With this article we would like to point the importance of psychology. It is not sufficient condition for success, but it’s necessary. In a few small articles we plan to name the things that help us to make the right and necessary decision and things that don’t allow us to move forward successively. We’ll talk about what we need to multiply and what should be reduced.
There are three psychological traps that can hit a trader:
• Greed. It does not allow rationally evaluate the potential of the movement and the time to take profits. We buy all the time (or sell all the time), hoping for eternal movement up or down.
• Fear of loss. It leads to skips of potentially good deals.
• Hope. It leads to the multiplication of losses, while the losses should be fixed and trader should look for new opportunities.

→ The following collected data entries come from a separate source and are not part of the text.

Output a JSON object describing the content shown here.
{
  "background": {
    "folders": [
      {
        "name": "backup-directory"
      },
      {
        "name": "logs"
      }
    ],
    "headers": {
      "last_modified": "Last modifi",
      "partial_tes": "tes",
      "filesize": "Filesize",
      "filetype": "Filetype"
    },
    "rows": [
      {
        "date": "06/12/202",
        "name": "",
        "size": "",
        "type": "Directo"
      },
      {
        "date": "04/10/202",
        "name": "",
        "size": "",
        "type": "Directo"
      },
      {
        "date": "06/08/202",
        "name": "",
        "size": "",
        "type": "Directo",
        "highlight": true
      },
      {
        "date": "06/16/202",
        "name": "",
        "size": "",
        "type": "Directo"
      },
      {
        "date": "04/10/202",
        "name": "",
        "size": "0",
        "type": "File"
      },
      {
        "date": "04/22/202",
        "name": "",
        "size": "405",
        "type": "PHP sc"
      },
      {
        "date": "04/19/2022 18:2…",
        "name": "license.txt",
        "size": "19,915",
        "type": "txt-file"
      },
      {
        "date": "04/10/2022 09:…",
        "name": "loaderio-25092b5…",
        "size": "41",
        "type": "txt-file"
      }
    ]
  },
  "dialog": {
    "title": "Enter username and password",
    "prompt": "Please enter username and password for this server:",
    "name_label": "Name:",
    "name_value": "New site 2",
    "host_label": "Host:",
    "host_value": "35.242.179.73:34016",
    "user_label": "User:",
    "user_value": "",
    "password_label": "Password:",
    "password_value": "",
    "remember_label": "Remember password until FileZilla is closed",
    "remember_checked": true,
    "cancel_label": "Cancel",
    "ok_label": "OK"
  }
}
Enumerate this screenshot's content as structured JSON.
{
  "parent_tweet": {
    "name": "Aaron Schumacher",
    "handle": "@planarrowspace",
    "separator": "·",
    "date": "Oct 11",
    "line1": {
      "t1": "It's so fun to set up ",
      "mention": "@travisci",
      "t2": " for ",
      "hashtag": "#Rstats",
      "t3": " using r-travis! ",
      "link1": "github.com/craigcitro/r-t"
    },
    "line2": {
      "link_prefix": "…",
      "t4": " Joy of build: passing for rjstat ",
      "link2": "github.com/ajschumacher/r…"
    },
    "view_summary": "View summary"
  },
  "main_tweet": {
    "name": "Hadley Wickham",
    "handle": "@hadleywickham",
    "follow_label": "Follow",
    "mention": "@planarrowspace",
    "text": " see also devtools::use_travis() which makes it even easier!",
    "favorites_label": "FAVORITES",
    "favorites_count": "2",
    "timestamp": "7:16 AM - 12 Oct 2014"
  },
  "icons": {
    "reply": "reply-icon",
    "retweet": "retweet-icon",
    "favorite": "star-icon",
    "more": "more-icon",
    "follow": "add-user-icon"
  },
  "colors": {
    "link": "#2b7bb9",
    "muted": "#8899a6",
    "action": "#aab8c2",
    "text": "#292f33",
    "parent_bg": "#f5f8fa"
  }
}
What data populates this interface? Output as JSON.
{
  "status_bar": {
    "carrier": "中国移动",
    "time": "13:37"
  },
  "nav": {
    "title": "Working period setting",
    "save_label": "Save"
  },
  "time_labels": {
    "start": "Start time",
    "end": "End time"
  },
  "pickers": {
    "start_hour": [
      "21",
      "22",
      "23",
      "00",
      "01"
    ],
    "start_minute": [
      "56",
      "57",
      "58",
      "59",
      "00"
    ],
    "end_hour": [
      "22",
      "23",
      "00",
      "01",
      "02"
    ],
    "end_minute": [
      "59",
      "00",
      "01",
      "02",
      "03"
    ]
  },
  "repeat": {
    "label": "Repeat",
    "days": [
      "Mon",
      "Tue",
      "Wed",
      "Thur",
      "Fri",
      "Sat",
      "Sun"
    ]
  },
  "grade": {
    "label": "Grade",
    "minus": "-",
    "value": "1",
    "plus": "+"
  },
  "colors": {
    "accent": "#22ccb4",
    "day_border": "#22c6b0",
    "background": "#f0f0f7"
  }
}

Our approach to trading is defined by our vision and our expectations from it. If the fear of failure prevails, we are refusing to take risks and opening the position. Our fears have a huge impact on the results of trading.
The best way to neutralize the fear of failure is to identify the major assumptions it is based on, and to refute them. Albert Ellis, a prominent psychologist, argued that behind all emotions, such as fear, stand a set of our basic assumptions and beliefs. Often these assumptions are “inadequate,” irrational, they limit our freedom of action. Instead of having to look at the problem, we avoid to deal with it, trying to deny even its existence. However, often it is useful to identify our false assumptions and change them.
The standard assumption behind fear of failure is the belief that you need to be absolutely competent and successful all the time. Ellis argued that this belief creates fear and anxiety of the traders. It is often generates wavering and self-doubt. However, if we believe that we should be competent always, we spend our precious mental energy to overcome the negative consequences of failure, rather than focusing on what we do here and now.
Traders convinced that they must be perfectly competent, spend all their time caring for what they have done wrong, and how to cope in the event of failure. These thoughts are distracting. They interfere with correct assessment of the market current state that is needed for success.
Do not let fear of failure to resist the success of your trading. You do not have to be perfect! Any experienced trader will tell you that everyone makes mistakes from time to time. And if you have a problem overcoming them, you will be so worried and frightened that you will make even more of them.
Repeat to yourself – it is dangerous to believe that you have to be absolutely competent, adequate and successful. None of traders meets this standard. Attempts to become so will lead to a greater incompetence and, ultimately, to failure.